Andrew:                              02:22                     I’m going to show you one that looks like a great stock, has all the right metrics but is a value trap. And that I will show you why and we’ll see what that discussion kind of, if it takes off or if it’s just completely boring, you’re just going to have to listen anyway. But, you know, if you’ve been following the market at all. Recently, I’m recording this on December 20, 19, so many different stories. A sort of big one and one that I see just kind of over and over and over again is surprisingly, or maybe not surprisingly, biotech is still really huge right now. So there’s a lot of huge jumps in stocks. Like we’re talking about these biotech stocks that will jump 15% in a matter of minutes or drop 10% in a matter of minutes. And this is all kind of par for the course.

Andrew:                              03:19                     People aren’t blinking an eye. Biotech’s always been super volatile. But what I’ve seen a lot lately is a lot of stocks that are dropping on this piece of news or that piece of news. So one big idea, one big example of that that has been going on recently is a lot of these biotech stocks have been doing public offerings. And so it’s basically where, you know, kind of like an IPO, but then they’re doing it again. And so we’ve talked previously about how Tesla is funded a lot of their losses by issuing shares and diluting the shares and all of that fresh cash can, to Christian those losses. Well, a lot of these biotech companies are having, they’re doing these secondary offerings, and so they’re issuing stock, they’re diluting their stock and getting a bunch of cash for it.

value trap

Andrew:                              04:19                     And you know, the market, we like to say the market’s emotional, and we say that a lot and it’s, it’s very, very emotional and it overreacts probably a lot more than it doesn’t. But at the same time, while it’s emotional, it’s also not stupid. So when it sees something like this where basically, you know, the company is saying, Hey, we’re out of cash. We need more cash, let’s do something and try to get more cash. So the market tends to respond to that negatively. And you’ll see a lot of biotech stocks at least in the past couple of weeks who have dropped five, 10, 15% as soon as they’ve announced a public offering. And on the flip side, there’s been stocks that just on any the news, and it’s not like really small news. These are, these are big breakthroughs. So a lot of times, again, talking about biotech, there’s all this science stuff behind all this R and, D they could have like an FDA approval on a drug and that would lead to a drug that couldn’t turn a biotech stock that’s not profitable into one that is now churning and cashflow.
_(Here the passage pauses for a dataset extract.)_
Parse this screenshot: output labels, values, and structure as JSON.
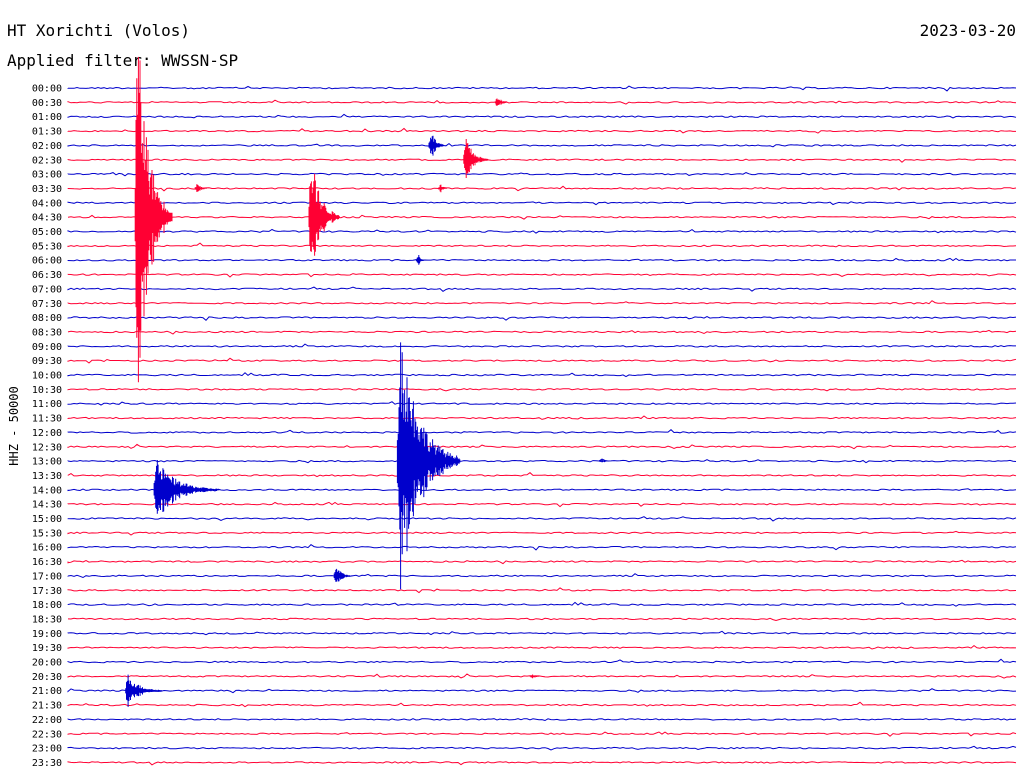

Andrew:                              05:32                     And so when these big drugs go through the different stages, and they perform well from like the science standpoint, then wall street recognizes that, Hey, now this stock has a lot more potential. And they’ve been it up higher, and a lot of that momentum tends to perpetuate on itself. And so you’ll see these huge gains. So with that, you as a value investor, it’s, it’s tough if not impossible to find biotech stocks that you would consider a value stock. Many of these will be unprofitable. Like I mentioned, many of them will be trading at astronomical valuations, ten times book, ten times sales you know, PE of a hundred plus. But you know, every once in awhile, you get one of these biotechs that shows good metrics. And so I wanted to highlight one of those and, and take you through your, so let’s say if you’re able to follow along on the computer probably most of you aren’t.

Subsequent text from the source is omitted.